Standardiser ou adapter ? Il n’y a pas de choix stratégique unique : cela dépend des entreprises et des circonstances. Les conseils de Magnus Hultman, professeur associé de business international à la Goodman School of Business, de la Brock University (Canada).

Entre l’adaptation de la stratégie marketing à l’international et la standardisation, quelle est la stratégie la plus efficace ? Des arguments militent en faveur de chacune de ces deux options, voire d’un point situé entre ces deux extrêmes. Un programme marketing adapté apporte plus de valeur aux clients, permet de réaliser une meilleure performance, d’acquérir une meilleure connaissance des marchés étrangers et de mieux motiver les employés locaux… Tandis qu’un programme standardisé permet de réaliser des économies d’échelle, contribue à la cohérence de la marque, et permet aussi de lancer plus rapidement les nouveaux produits et d’exploiter les effets du pays d’origine.

Le débat n’est pas tranché car la réponse n’est pas binaire et dépend des circonstances, en particulier du besoin d’adaptation sur un marché donné et des capacités d’adaptation de l’entreprise.
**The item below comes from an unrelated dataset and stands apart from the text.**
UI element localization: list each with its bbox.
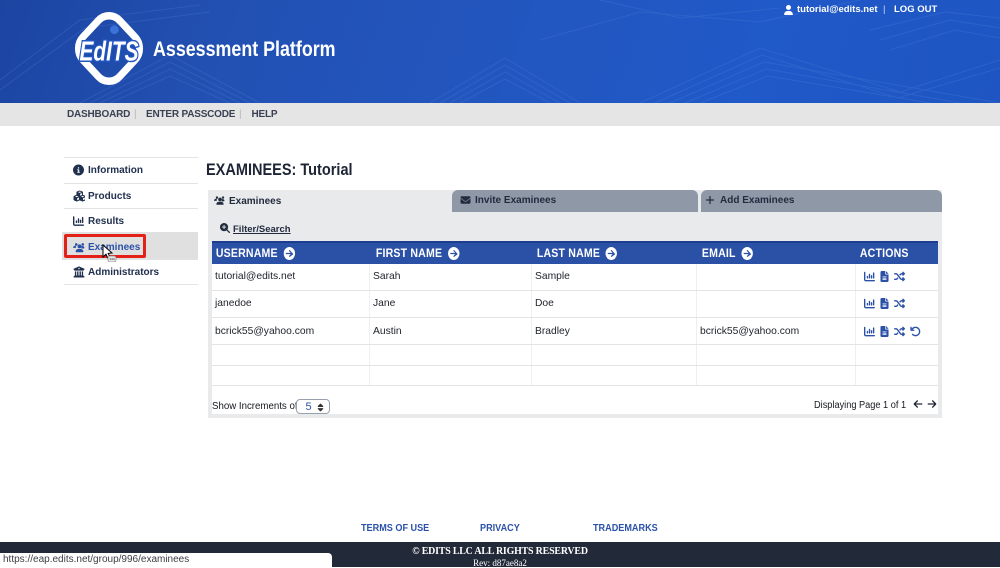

La question n’est donc pas de savoir si l’une des deux stratégies est meilleure que l’autre, mais plutôt dans quelles circonstances l’une ou l’autre peut être préconisée et à quelles composantes du marketing mix faut-il toucher.

 

  1. N’adaptez pas votre marketing si vous n’avez pas à le faire

Il ne s’agit pas de s’adapter par principe. L’adaptation de la stratégie marketing exige du temps et des ressources, aussi ne doit-elle être envisagée que lorsque le contexte l’exige. Par exemple, le besoin d’adaptation peut être dicté par l’environnement économique, socioculturel, réglementaire, technologique, les caractéristiques des clients et du marché, la distance psychologique, l’infrastructure marketing, l’intensité de la concurrence ou l’étape du cycle de vie du produit.

  1. Evaluez bien votre capacité d’adaptation

Les connaissances et les capacités d’adaptation d’une entreprise s’acquièrent par l’engagement à l’exportation, l’intensité d’exportation (part du chiffre d’affaires à l’export) et la durée d’exportation. Si vous n’avez ni les connaissances ni les capacités pour vous adapter à un marché donné, restez à l’écart de ce marché jusqu’à ce que vous les ayez acquises.
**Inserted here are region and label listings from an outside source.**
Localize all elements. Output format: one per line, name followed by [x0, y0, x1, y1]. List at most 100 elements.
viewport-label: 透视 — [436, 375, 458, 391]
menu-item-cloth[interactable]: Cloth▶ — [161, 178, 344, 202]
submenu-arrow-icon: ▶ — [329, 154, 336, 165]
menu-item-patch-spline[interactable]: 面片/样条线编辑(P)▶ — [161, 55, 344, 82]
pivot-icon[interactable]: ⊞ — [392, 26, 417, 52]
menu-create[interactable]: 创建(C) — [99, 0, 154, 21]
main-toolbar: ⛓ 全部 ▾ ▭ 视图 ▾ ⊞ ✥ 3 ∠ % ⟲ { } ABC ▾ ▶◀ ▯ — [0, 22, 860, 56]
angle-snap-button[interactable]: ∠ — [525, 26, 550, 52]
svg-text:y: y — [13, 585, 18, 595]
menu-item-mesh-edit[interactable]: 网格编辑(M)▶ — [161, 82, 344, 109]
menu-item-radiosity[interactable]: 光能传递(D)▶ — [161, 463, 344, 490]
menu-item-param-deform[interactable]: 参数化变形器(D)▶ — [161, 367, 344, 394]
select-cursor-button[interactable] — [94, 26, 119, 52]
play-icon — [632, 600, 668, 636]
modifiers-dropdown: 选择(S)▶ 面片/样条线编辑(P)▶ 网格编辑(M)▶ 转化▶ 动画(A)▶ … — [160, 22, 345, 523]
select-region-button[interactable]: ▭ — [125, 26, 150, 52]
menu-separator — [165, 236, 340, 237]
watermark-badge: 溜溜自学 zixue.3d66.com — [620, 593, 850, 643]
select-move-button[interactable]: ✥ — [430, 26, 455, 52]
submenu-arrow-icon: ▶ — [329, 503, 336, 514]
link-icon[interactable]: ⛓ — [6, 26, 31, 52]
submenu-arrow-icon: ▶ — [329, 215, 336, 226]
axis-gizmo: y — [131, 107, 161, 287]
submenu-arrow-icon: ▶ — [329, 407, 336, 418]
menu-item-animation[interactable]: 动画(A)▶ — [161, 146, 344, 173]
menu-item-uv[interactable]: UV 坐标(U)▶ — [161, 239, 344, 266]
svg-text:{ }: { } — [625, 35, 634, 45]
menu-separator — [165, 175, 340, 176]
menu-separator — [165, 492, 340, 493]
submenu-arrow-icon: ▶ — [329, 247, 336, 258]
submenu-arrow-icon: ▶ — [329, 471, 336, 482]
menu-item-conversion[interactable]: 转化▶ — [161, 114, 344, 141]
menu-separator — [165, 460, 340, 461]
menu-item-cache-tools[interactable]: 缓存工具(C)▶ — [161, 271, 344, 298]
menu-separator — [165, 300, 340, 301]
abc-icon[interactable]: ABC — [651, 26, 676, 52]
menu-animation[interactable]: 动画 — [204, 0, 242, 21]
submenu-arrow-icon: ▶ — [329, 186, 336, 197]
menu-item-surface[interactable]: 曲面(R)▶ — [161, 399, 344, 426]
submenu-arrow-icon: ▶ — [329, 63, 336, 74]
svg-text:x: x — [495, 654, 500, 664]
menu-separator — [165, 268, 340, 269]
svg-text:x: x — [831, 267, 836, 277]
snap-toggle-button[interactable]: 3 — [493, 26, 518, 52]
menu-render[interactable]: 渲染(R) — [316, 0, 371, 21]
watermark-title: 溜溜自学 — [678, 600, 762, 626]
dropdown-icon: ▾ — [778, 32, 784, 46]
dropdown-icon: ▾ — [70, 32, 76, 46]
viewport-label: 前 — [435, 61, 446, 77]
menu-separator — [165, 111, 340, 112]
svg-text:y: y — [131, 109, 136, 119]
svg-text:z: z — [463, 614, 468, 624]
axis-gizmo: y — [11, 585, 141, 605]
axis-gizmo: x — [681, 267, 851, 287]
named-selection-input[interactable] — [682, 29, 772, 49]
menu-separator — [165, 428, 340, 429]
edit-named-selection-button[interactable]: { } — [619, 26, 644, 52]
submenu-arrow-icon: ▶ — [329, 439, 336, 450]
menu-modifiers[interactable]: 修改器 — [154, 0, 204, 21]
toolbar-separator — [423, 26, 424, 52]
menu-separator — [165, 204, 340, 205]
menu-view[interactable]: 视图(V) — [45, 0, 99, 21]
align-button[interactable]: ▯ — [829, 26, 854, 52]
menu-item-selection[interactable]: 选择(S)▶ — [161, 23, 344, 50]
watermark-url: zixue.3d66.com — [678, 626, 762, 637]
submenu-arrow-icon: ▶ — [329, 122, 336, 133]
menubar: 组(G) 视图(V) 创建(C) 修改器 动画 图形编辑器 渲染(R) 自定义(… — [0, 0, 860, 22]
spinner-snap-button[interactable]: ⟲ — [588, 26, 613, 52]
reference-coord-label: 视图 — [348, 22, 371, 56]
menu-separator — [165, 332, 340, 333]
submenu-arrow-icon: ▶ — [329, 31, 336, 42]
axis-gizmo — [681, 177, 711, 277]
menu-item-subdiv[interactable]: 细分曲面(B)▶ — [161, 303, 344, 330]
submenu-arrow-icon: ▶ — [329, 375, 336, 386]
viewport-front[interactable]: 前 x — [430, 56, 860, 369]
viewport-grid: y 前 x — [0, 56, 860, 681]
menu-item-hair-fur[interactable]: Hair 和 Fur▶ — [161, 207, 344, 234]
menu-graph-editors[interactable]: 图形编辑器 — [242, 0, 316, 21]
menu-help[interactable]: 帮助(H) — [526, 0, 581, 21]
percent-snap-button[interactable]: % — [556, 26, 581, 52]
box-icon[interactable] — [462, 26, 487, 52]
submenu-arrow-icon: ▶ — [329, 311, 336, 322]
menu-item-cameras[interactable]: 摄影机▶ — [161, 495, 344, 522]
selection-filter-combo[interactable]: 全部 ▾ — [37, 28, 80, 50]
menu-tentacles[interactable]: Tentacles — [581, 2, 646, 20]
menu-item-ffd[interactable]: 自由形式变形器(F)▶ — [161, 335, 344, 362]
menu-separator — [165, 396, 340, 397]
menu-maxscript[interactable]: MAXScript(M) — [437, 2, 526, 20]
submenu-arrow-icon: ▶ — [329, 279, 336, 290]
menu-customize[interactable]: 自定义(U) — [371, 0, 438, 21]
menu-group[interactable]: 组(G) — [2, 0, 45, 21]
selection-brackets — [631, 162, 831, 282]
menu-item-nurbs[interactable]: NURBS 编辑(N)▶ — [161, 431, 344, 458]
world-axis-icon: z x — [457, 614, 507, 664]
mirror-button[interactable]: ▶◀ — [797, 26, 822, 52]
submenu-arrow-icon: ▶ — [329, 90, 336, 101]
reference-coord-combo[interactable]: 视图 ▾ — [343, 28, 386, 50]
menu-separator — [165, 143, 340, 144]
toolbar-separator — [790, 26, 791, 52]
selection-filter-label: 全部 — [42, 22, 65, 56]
  1. Priorisez les adaptations obligatoires (légale, technique, politique) 

Si vous possédez les connaissances et les capacités pour adapter votre offre, les premières adaptations doivent être celles qui sont obligatoires, notamment celles relatives à la conformité (légale, technique, politique, etc.). C’est seulement ensuite que vous pourrez passer aux adaptations facultatives, si vous avez suffisamment de ressources.

  1. N’oubliez pas que « plus » n’est pas toujours synonyme de « mieux »

Même si vous avez les connaissances et les capacités pour vous adapter à l’infini, n’oubliez pas qu’une sur-adaptation est aussi mauvaise qu’une sous-adaptation. La sous-optimisation de l’allocation des ressources, la perte des avantages liés au pays d’origine et à une image de marque mondiale et le déploiement moins rapide de nouveaux produits associés à une sur-adaptation doivent être évalués en parallèle avec le coût des ventes perdues en cas de sous-adaptation.

  1. L’adaptation de la stratégie marketing est plus importante pour les organisations complexes

Les petits exportateurs sont en effet plus agiles et ne seront pas autant pénalisés que les plus grands s’ils n’arrivent pas à adapter leur marketing. Ils peuvent donc se concentrer sur l’acquisition de connaissances adaptatives (quoi faire) et sur le contrôle de l’exécution (comment le faire) qui leur permettront ensuite d’optimiser l’adaptation de leurs programmes marketing sur les marchés étrangers.